Dietary recommendations for heart health have been a low-fat-high-carbohydrate diet in an attempt to control weight and to reduce heart disease. Atkins was the first to promote the low-carb diet for weight loss. This study reassures some of the safety of eating a low-carb. You should always check with your doctor for when changing your diet or exercise as it could be hazardous to change your eating habits.

Vegetable sources of fat and protein showed benefits for lowering a person’s risk for developing CHD. South Beach has developed a program for vegetarians that are low-carb.

The researchers collected the data from a 20 year Nurses’ Health Study, which studied 82,802 women. This study began in 1976. The study participants were graded on how they ate. They were categorized based on fat, protein, carbohydrate intake. The score of a 0 was the lowest fat and protein and highest carbohydrate intake up to a 30 which was the highest fat and protein with the lowest carbohydrate intake. The higher the score the more the person was considered a low-carb person.

The researchers further divided the low-carb scores based on the amount of animal sources for protein and fat compared to vegetable sources for protein and fat. These percentages were to help differentiate the dietary sources of meat verses vegetarian food source for the nutrition. While the researchers found no extra risk associated with meat eating low-carb participants, they did see a benefit for those that got most of their protein and fat from vegetable sources. The found a 30 percent decreased risk for developing CHD if the participants got most of their protein and fat from vegetable sources.

The also found that if participants had other health conditions such as diabetes, hypercholesterolemia they did not pose any greater risk than the general population.

The researchers found that high glycemic load which is caused by eating refined carbohydrates or a high-carb diet was strongly associated with an increased risk for CHD. Eating lower glycemic index foods, such as whole grains, along with unprocessed foods would help lower your risk.

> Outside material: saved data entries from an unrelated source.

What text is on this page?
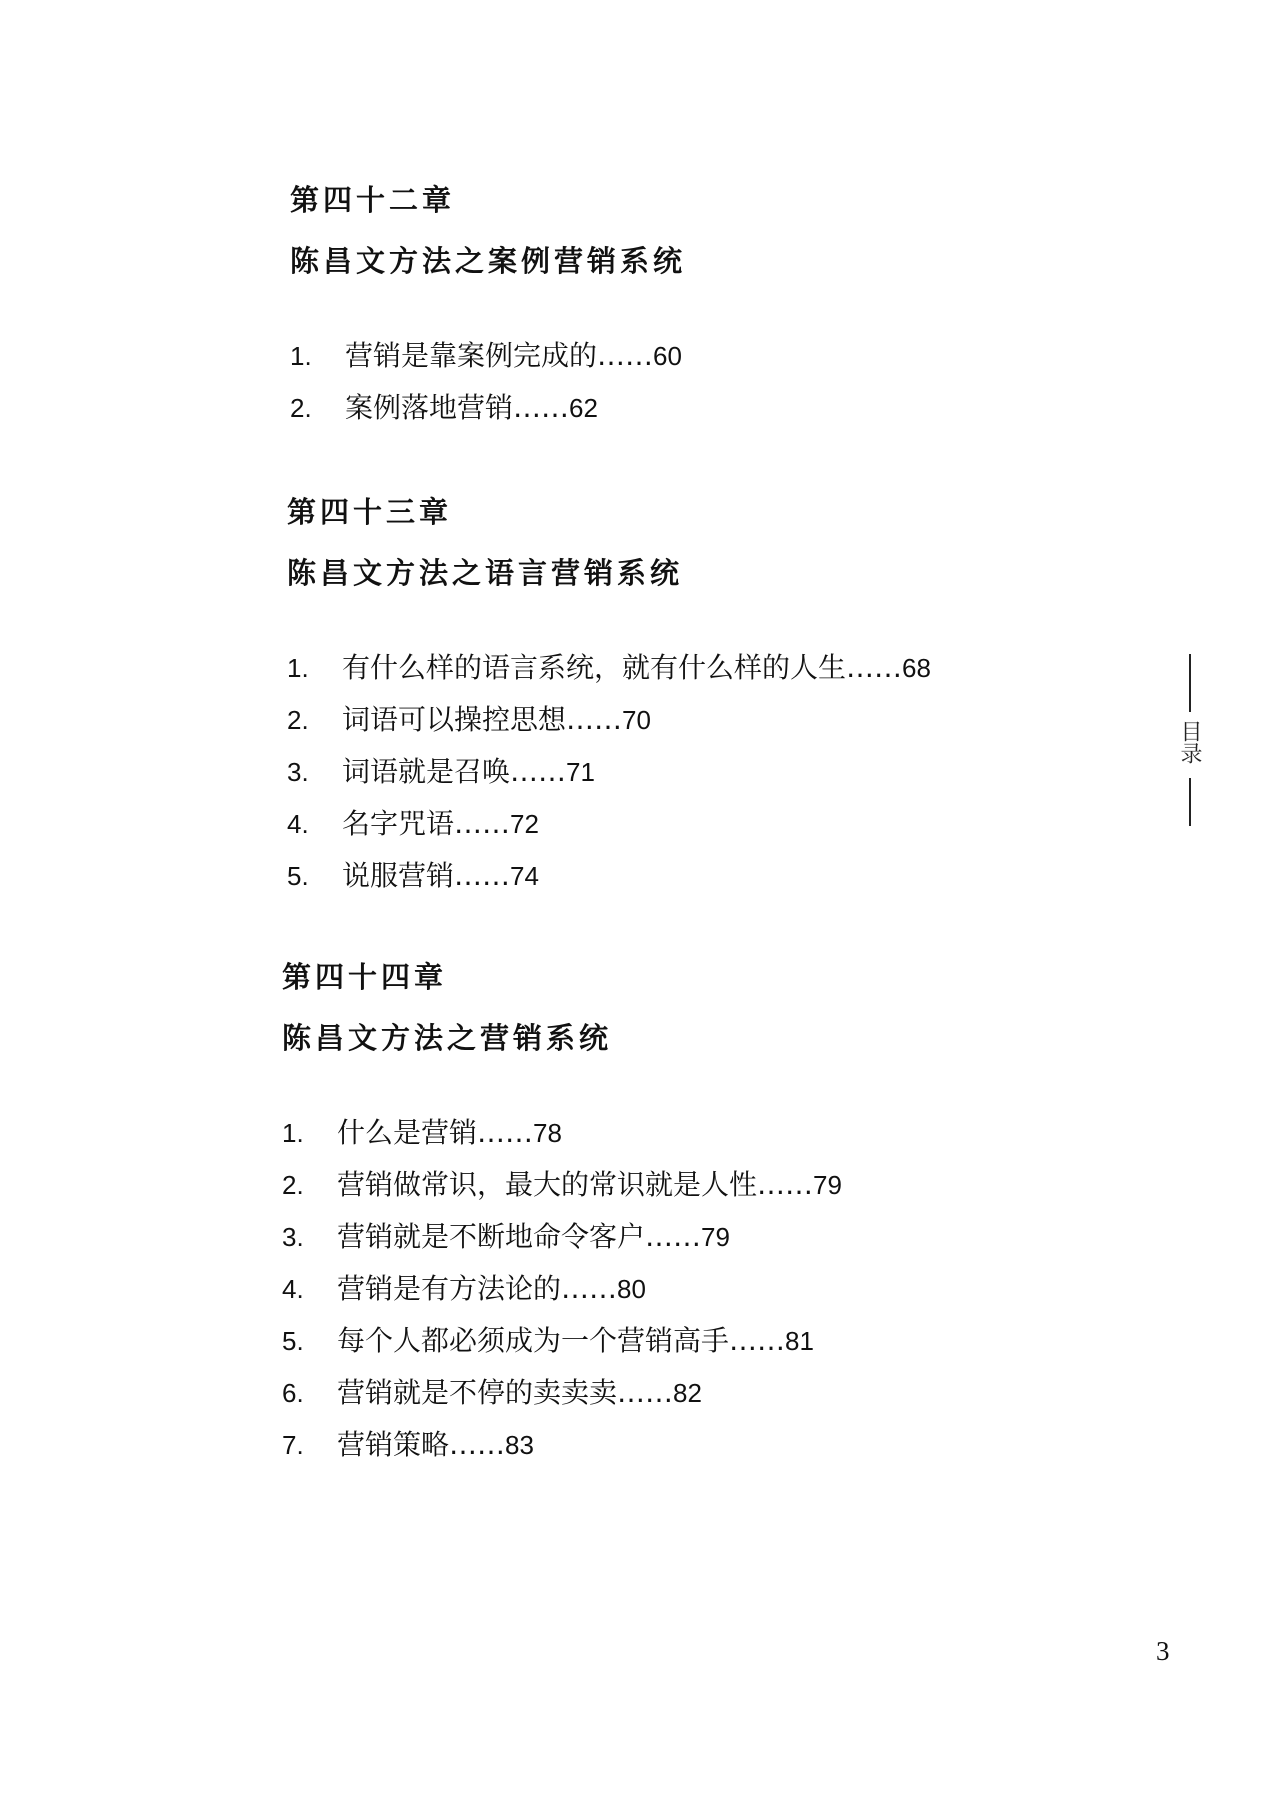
第四十二章
陈昌文方法之案例营销系统
1.	营销是靠案例完成的 …… 60
2.	案例落地营销 …… 62
第四十三章
陈昌文方法之语言营销系统
1.	有什么样的语言系统，就有什么样的人生 …… 68
2.	词语可以操控思想 …… 70
3.	词语就是召唤 …… 71
4.	名字咒语 …… 72
5.	说服营销 …… 74
第四十四章
陈昌文方法之营销系统
1.	什么是营销 …… 78
2.	营销做常识，最大的常识就是人性 …… 79
3.	营销就是不断地命令客户 …… 79
4.	营销是有方法论的 …… 80
5.	每个人都必须成为一个营销高手 …… 81
6.	营销就是不停的卖卖卖 …… 82
7.	营销策略 …… 83
目录
3
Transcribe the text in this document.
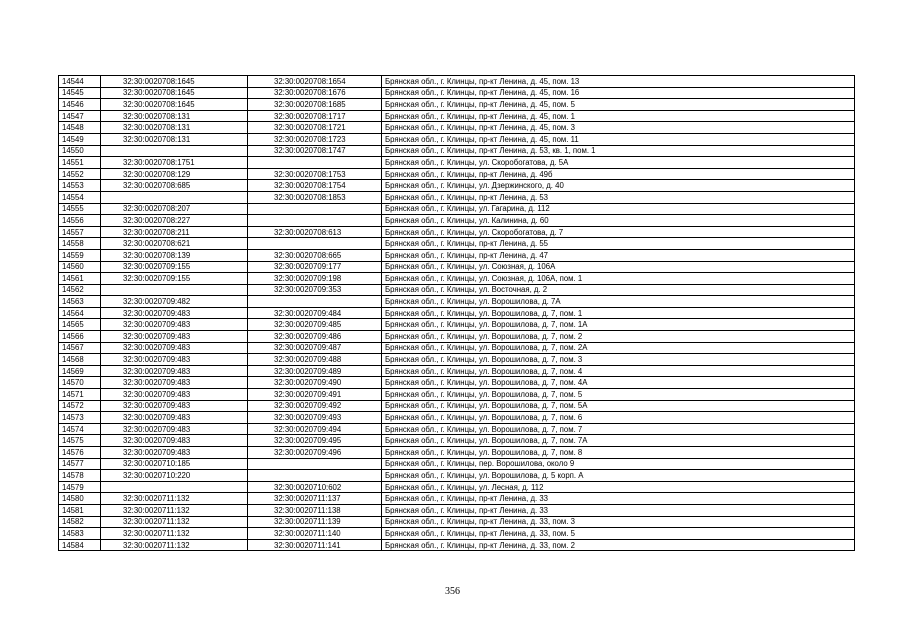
14544	32:30:0020708:1645	32:30:0020708:1654	Брянская обл., г. Клинцы, пр-кт Ленина, д. 45, пом. 13
14545	32:30:0020708:1645	32:30:0020708:1676	Брянская обл., г. Клинцы, пр-кт Ленина, д. 45, пом. 16
14546	32:30:0020708:1645	32:30:0020708:1685	Брянская обл., г. Клинцы, пр-кт Ленина, д. 45, пом. 5
14547	32:30:0020708:131	32:30:0020708:1717	Брянская обл., г. Клинцы, пр-кт Ленина, д. 45, пом. 1
14548	32:30:0020708:131	32:30:0020708:1721	Брянская обл., г. Клинцы, пр-кт Ленина, д. 45, пом. 3
14549	32:30:0020708:131	32:30:0020708:1723	Брянская обл., г. Клинцы, пр-кт Ленина, д. 45, пом. 11
14550		32:30:0020708:1747	Брянская обл., г. Клинцы, пр-кт Ленина, д. 53, кв. 1, пом. 1
14551	32:30:0020708:1751		Брянская обл., г. Клинцы, ул. Скоробогатова, д. 5А
14552	32:30:0020708:129	32:30:0020708:1753	Брянская обл., г. Клинцы, пр-кт Ленина, д. 49б
14553	32:30:0020708:685	32:30:0020708:1754	Брянская обл., г. Клинцы, ул. Дзержинского, д. 40
14554		32:30:0020708:1853	Брянская обл., г. Клинцы, пр-кт Ленина, д. 53
14555	32:30:0020708:207		Брянская обл., г. Клинцы, ул. Гагарина, д. 112
14556	32:30:0020708:227		Брянская обл., г. Клинцы, ул. Калинина, д. 60
14557	32:30:0020708:211	32:30:0020708:613	Брянская обл., г. Клинцы, ул. Скоробогатова, д. 7
14558	32:30:0020708:621		Брянская обл., г. Клинцы, пр-кт Ленина, д. 55
14559	32:30:0020708:139	32:30:0020708:665	Брянская обл., г. Клинцы, пр-кт Ленина, д. 47
14560	32:30:0020709:155	32:30:0020709:177	Брянская обл., г. Клинцы, ул. Союзная, д. 106А
14561	32:30:0020709:155	32:30:0020709:198	Брянская обл., г. Клинцы, ул. Союзная, д. 106А, пом. 1
14562		32:30:0020709:353	Брянская обл., г. Клинцы, ул. Восточная, д. 2
14563	32:30:0020709:482		Брянская обл., г. Клинцы, ул. Ворошилова, д. 7А
14564	32:30:0020709:483	32:30:0020709:484	Брянская обл., г. Клинцы, ул. Ворошилова, д. 7, пом. 1
14565	32:30:0020709:483	32:30:0020709:485	Брянская обл., г. Клинцы, ул. Ворошилова, д. 7, пом. 1А
14566	32:30:0020709:483	32:30:0020709:486	Брянская обл., г. Клинцы, ул. Ворошилова, д. 7, пом. 2
14567	32:30:0020709:483	32:30:0020709:487	Брянская обл., г. Клинцы, ул. Ворошилова, д. 7, пом. 2А
14568	32:30:0020709:483	32:30:0020709:488	Брянская обл., г. Клинцы, ул. Ворошилова, д. 7, пом. 3
14569	32:30:0020709:483	32:30:0020709:489	Брянская обл., г. Клинцы, ул. Ворошилова, д. 7, пом. 4
14570	32:30:0020709:483	32:30:0020709:490	Брянская обл., г. Клинцы, ул. Ворошилова, д. 7, пом. 4А
14571	32:30:0020709:483	32:30:0020709:491	Брянская обл., г. Клинцы, ул. Ворошилова, д. 7, пом. 5
14572	32:30:0020709:483	32:30:0020709:492	Брянская обл., г. Клинцы, ул. Ворошилова, д. 7, пом. 5А
14573	32:30:0020709:483	32:30:0020709:493	Брянская обл., г. Клинцы, ул. Ворошилова, д. 7, пом. 6
14574	32:30:0020709:483	32:30:0020709:494	Брянская обл., г. Клинцы, ул. Ворошилова, д. 7, пом. 7
14575	32:30:0020709:483	32:30:0020709:495	Брянская обл., г. Клинцы, ул. Ворошилова, д. 7, пом. 7А
14576	32:30:0020709:483	32:30:0020709:496	Брянская обл., г. Клинцы, ул. Ворошилова, д. 7, пом. 8
14577	32:30:0020710:185		Брянская обл., г. Клинцы, пер. Ворошилова, около 9
14578	32:30:0020710:220		Брянская обл., г. Клинцы, ул. Ворошилова, д. 5 корп. А
14579		32:30:0020710:602	Брянская обл., г. Клинцы, ул. Лесная, д. 112
14580	32:30:0020711:132	32:30:0020711:137	Брянская обл., г. Клинцы, пр-кт Ленина, д. 33
14581	32:30:0020711:132	32:30:0020711:138	Брянская обл., г. Клинцы, пр-кт Ленина, д. 33
14582	32:30:0020711:132	32:30:0020711:139	Брянская обл., г. Клинцы, пр-кт Ленина, д. 33, пом. 3
14583	32:30:0020711:132	32:30:0020711:140	Брянская обл., г. Клинцы, пр-кт Ленина, д. 33, пом. 5
14584	32:30:0020711:132	32:30:0020711:141	Брянская обл., г. Клинцы, пр-кт Ленина, д. 33, пом. 2
356
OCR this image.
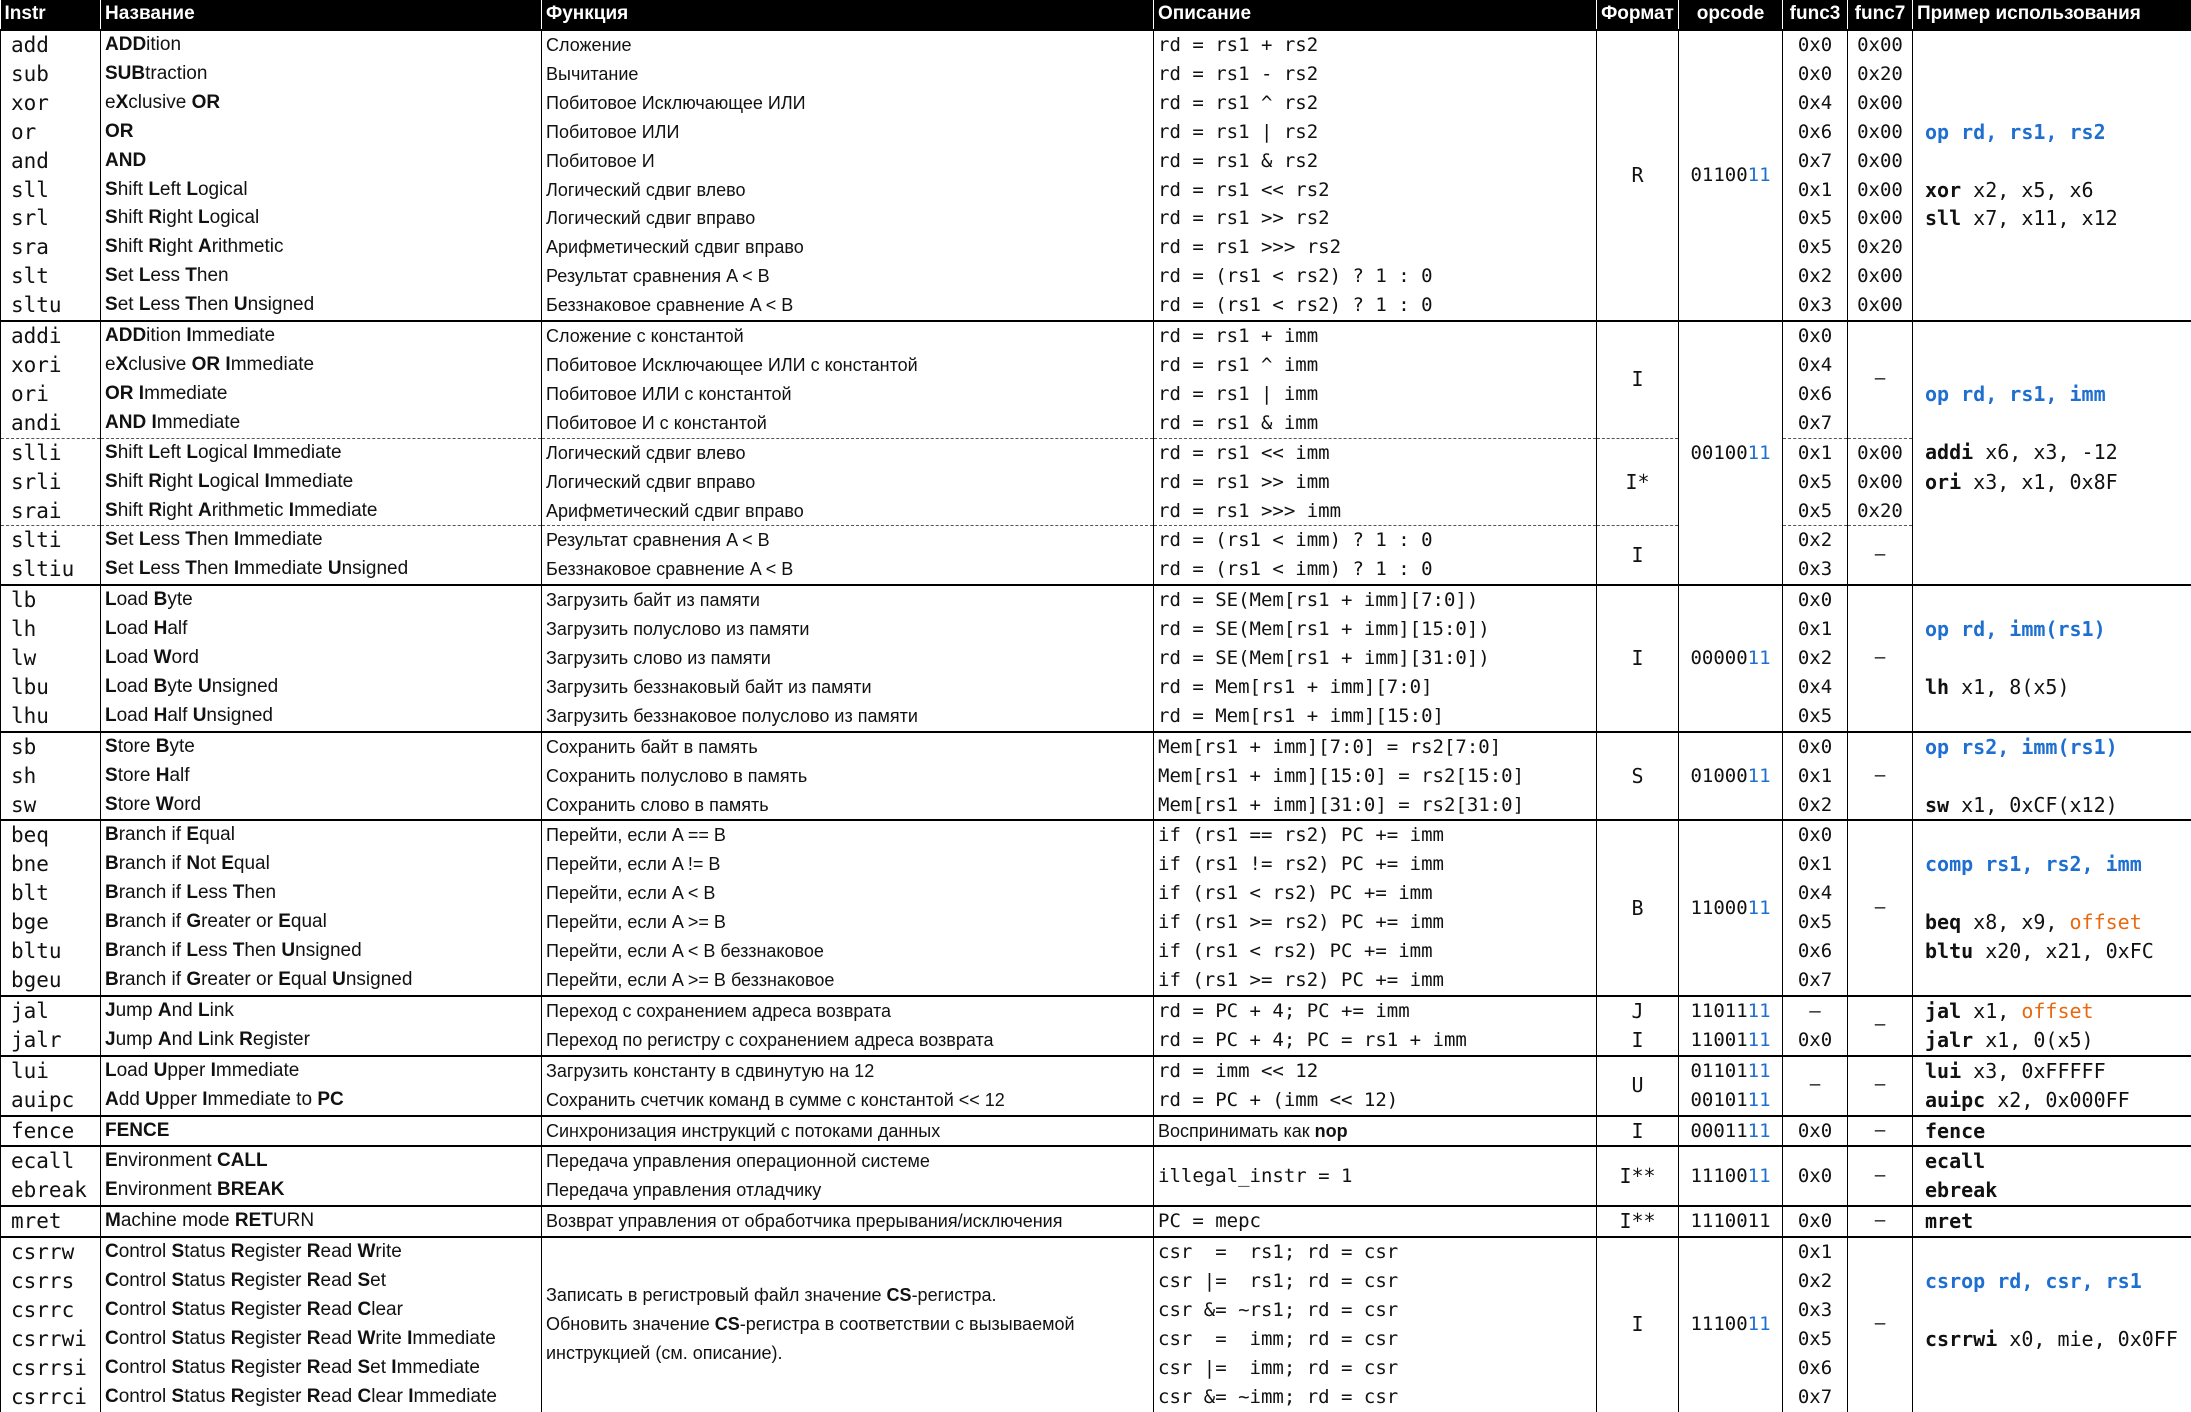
Instr	Название	Функция	Описание	Формат	opcode	func3	func7	Пример использования
add	ADDition	Сложение	rd = rs1 + rs2	R	0110011	0x0	0x00	
sub	SUBtraction	Вычитание	rd = rs1 - rs2			0x0	0x20	
xor	eXclusive OR	Побитовое Исключающее ИЛИ	rd = rs1 ^ rs2			0x4	0x00	
or	OR	Побитовое ИЛИ	rd = rs1 | rs2			0x6	0x00	op rd, rs1, rs2
and	AND	Побитовое И	rd = rs1 & rs2			0x7	0x00	
sll	Shift Left Logical	Логический сдвиг влево	rd = rs1 << rs2			0x1	0x00	xor x2, x5, x6
srl	Shift Right Logical	Логический сдвиг вправо	rd = rs1 >> rs2			0x5	0x00	sll x7, x11, x12
sra	Shift Right Arithmetic	Арифметический сдвиг вправо	rd = rs1 >>> rs2			0x5	0x20	
slt	Set Less Then	Результат сравнения A < B	rd = (rs1 < rs2) ? 1 : 0			0x2	0x00	
sltu	Set Less Then Unsigned	Беззнаковое сравнение A < B	rd = (rs1 < rs2) ? 1 : 0			0x3	0x00	
addi	ADDition Immediate	Сложение с константой	rd = rs1 + imm	I	0010011	0x0	–	
xori	eXclusive OR Immediate	Побитовое Исключающее ИЛИ с константой	rd = rs1 ^ imm			0x4		
ori	OR Immediate	Побитовое ИЛИ с константой	rd = rs1 | imm			0x6		op rd, rs1, imm
andi	AND Immediate	Побитовое И с константой	rd = rs1 & imm			0x7		
slli	Shift Left Logical Immediate	Логический сдвиг влево	rd = rs1 << imm	I*		0x1	0x00	addi x6, x3, -12
srli	Shift Right Logical Immediate	Логический сдвиг вправо	rd = rs1 >> imm			0x5	0x00	ori x3, x1, 0x8F
srai	Shift Right Arithmetic Immediate	Арифметический сдвиг вправо	rd = rs1 >>> imm			0x5	0x20	
slti	Set Less Then Immediate	Результат сравнения A < B	rd = (rs1 < imm) ? 1 : 0	I		0x2	–	
sltiu	Set Less Then Immediate Unsigned	Беззнаковое сравнение A < B	rd = (rs1 < imm) ? 1 : 0			0x3		
lb	Load Byte	Загрузить байт из памяти	rd = SE(Mem[rs1 + imm][7:0])	I	0000011	0x0	–	
lh	Load Half	Загрузить полуслово из памяти	rd = SE(Mem[rs1 + imm][15:0])			0x1		op rd, imm(rs1)
lw	Load Word	Загрузить слово из памяти	rd = SE(Mem[rs1 + imm][31:0])			0x2		
lbu	Load Byte Unsigned	Загрузить беззнаковый байт из памяти	rd = Mem[rs1 + imm][7:0]			0x4		lh x1, 8(x5)
lhu	Load Half Unsigned	Загрузить беззнаковое полуслово из памяти	rd = Mem[rs1 + imm][15:0]			0x5		
sb	Store Byte	Сохранить байт в память	Mem[rs1 + imm][7:0] = rs2[7:0]	S	0100011	0x0	–	op rs2, imm(rs1)
sh	Store Half	Сохранить полуслово в память	Mem[rs1 + imm][15:0] = rs2[15:0]			0x1		
sw	Store Word	Сохранить слово в память	Mem[rs1 + imm][31:0] = rs2[31:0]			0x2		sw x1, 0xCF(x12)
beq	Branch if Equal	Перейти, если A == B	if (rs1 == rs2) PC += imm	B	1100011	0x0	–	
bne	Branch if Not Equal	Перейти, если A != B	if (rs1 != rs2) PC += imm			0x1		comp rs1, rs2, imm
blt	Branch if Less Then	Перейти, если A < B	if (rs1 < rs2) PC += imm			0x4		
bge	Branch if Greater or Equal	Перейти, если A >= B	if (rs1 >= rs2) PC += imm			0x5		beq x8, x9, offset
bltu	Branch if Less Then Unsigned	Перейти, если A < B беззнаковое	if (rs1 < rs2) PC += imm			0x6		bltu x20, x21, 0xFC
bgeu	Branch if Greater or Equal Unsigned	Перейти, если A >= B беззнаковое	if (rs1 >= rs2) PC += imm			0x7		
jal	Jump And Link	Переход с сохранением адреса возврата	rd = PC + 4; PC += imm	J	1101111	–	–	jal x1, offset
jalr	Jump And Link Register	Переход по регистру с сохранением адреса возврата	rd = PC + 4; PC = rs1 + imm	I	1100111	0x0		jalr x1, 0(x5)
lui	Load Upper Immediate	Загрузить константу в сдвинутую на 12	rd = imm << 12	U	0110111	–	–	lui x3, 0xFFFFF
auipc	Add Upper Immediate to PC	Сохранить счетчик команд в сумме с константой << 12	rd = PC + (imm << 12)		0010111			auipc x2, 0x000FF
fence	FENCE	Синхронизация инструкций с потоками данных	Воспринимать как nop	I	0001111	0x0	–	fence
ecall	Environment CALL	Передача управления операционной системе	illegal_instr = 1	I**	1110011	0x0	–	ecall
ebreak	Environment BREAK	Передача управления отладчику						ebreak
mret	Machine mode RETURN	Возврат управления от обработчика прерывания/исключения	PC = mepc	I**	1110011	0x0	–	mret
csrrw	Control Status Register Read Write	Записать в регистровый файл значение CS-регистра.
Обновить значение CS-регистра в соответствии с вызываемой
инструкцией (см. описание).	csr  =  rs1; rd = csr	I	1110011	0x1	–	
csrrs	Control Status Register Read Set		csr |=  rs1; rd = csr			0x2		csrop rd, csr, rs1
csrrc	Control Status Register Read Clear		csr &= ~rs1; rd = csr			0x3		
csrrwi	Control Status Register Read Write Immediate		csr  =  imm; rd = csr			0x5		csrrwi x0, mie, 0x0FF
csrrsi	Control Status Register Read Set Immediate		csr |=  imm; rd = csr			0x6		
csrrci	Control Status Register Read Clear Immediate		csr &= ~imm; rd = csr			0x7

High glycemic foods also cause a spike in insulin which can help to promote the development of diabetes.

The researchers warn that this does not give a person permission to eat all the meat they want without considering of neglecting getting nutrition from vegetables. They suggest since the vegetable sources of fat and protein offer the most benefits, it would be best to work on quality of foods not quantity. Trying to reduce the amount of refined carbohydrates you eat, and work on eating healthy types of fat and carbohydrates would be a better goal.